Over 5 million Americans have Alzheimer’s disease, and this number is expected to grow. Image credit: Cadabam's Hospitals
Over 5 million Americans have Alzheimer’s disease, and this number is expected to grow. Image credit: Cadabam’s Hospitals

Memory training exercises, controlling blood pressure and ‘brisk’ walks could help prevent dementia

The committee said there were three rays of hope: cognitive training, blood pressure control, and exercise. Dr. Alan Leshner, chair of the committee and CEO emeritus of the American Association for the Advancement of Science, said that while clinical trials have not conclusively supported the three interventions, the evidence is strong enough to suggest the public should have access to these results in order to help inform their decisions about how can they invest their time to maintain brain health with aging.

Peterson noted that the strongest evidence was in the area of cognitive training, which doesn’t mean Sudoku or crossword puzzles, although he added that these wouldn’t hurt. The committee believes the best evidence came from a study looking at specialized training.

“This was a study that looked at specific training of groups of people on, for example, memory improvement techniques, mnemonic techniques as they’re called,” said Petersen, according to NBC News.

Petersen suggested that, for instance, instead of using a smartphone calculator to figure out a tip, do it in your head. He cautioned that commercial products have not proven they help, and he said they are very concerned about the brain game industry, which could take their findings and just create another brain game.

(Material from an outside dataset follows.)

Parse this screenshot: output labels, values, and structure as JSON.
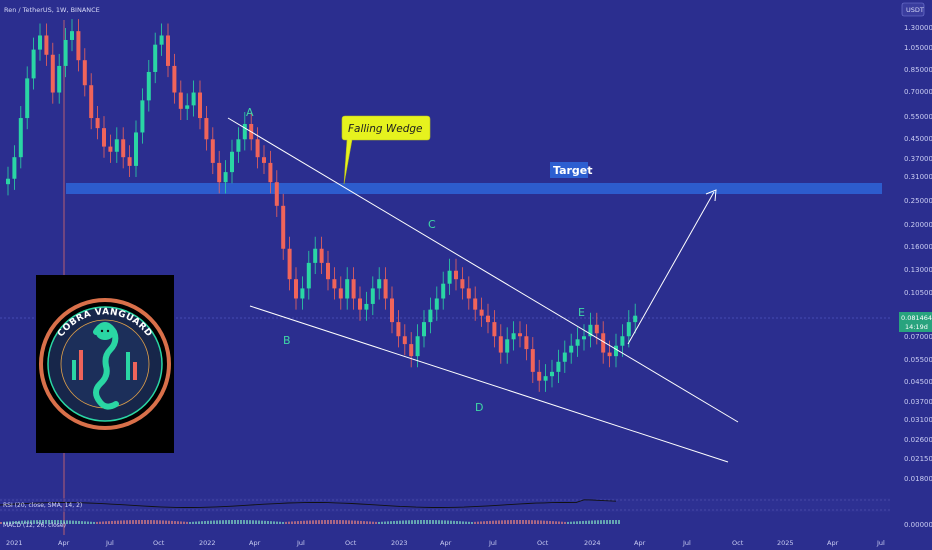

Controlling blood pressure is another recommendation issued by the experts, as good evidence shows it can reduce the risk of memory loss and dementia. Also, they noted that some studies show that exercise can also help with that, such as brisk walking.

The committee said that none of the evidence was strong enough to justify a public education campaign. Peterson added that people could make everyday changes in their lives to keep their brains sharper.

“Try to avoid the tendency to sit down, watch television for endless hours at night,” he said. “Get out there, do something.”